Kezia Obama, widow of Barack Obama, passed away in April, 2021 at the age of 81. The composite character and his wife were now safe from any clarifications Kezia might want to offer.

With the addled Joe Biden, 80, in the White House, and Rip Van Winkle communist Bernie Sanders, 81 pondering another run, Michelle may turn out to be “the answer,” as she says her husband was in 2008. That year, the dynamic speaker promised to fundamentally transform the United States of America.

In fundamentally transformed America, the outgoing president picks his successor and deploys the FBI and DOJ against opponents. The transformation also divides the nation into oppressor and victim classes, along racial lines. The composite character’s domestic opposition replaces foreign adversaries and foreign terrorists as the greatest threat to the nation.
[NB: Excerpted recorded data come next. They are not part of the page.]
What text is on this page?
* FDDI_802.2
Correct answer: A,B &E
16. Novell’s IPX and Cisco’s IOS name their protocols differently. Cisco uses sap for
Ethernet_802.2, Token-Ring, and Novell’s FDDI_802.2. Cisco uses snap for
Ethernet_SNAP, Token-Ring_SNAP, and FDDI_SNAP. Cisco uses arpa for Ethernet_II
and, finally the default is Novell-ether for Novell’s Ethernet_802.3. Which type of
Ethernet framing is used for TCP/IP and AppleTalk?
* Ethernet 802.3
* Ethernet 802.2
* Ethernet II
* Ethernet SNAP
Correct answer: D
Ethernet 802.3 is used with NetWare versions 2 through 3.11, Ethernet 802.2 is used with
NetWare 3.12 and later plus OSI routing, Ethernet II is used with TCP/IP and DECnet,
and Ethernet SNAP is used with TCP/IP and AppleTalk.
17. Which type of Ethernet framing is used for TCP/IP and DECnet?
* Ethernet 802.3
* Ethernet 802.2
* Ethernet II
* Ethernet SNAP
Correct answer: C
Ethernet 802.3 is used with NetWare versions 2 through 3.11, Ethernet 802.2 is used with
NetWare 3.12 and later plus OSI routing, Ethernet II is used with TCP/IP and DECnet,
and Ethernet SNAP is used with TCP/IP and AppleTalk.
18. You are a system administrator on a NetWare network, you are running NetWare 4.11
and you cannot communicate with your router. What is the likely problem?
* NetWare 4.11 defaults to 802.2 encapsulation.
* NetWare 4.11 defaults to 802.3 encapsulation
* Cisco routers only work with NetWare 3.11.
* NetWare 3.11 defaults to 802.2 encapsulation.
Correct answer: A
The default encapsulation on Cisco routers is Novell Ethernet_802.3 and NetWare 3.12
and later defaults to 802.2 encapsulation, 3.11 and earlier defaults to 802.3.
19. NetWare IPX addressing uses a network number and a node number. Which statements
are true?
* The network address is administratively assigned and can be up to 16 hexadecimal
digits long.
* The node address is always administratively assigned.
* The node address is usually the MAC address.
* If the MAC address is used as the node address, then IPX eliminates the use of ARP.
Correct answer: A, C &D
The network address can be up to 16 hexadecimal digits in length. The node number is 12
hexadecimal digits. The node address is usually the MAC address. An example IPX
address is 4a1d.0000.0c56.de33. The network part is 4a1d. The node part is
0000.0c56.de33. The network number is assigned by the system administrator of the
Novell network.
A terrorist mass murder becomes “workplace violence,” but parents who resist the racist indoctrination of their children are branded domestic terrorists. Arsonists, murderers and looters are transformed into peaceful protesters.

The nation’s past is vilified and globalist institutions glorified. Runaway inflation destroys wealth and bloats the already fathomless debt. The border disappears and criminal illegals become a privileged, protected class. And so on.

That’s the promised land the composite character was talking about. With 2024 just around the corner, ask yourself how you like it so far.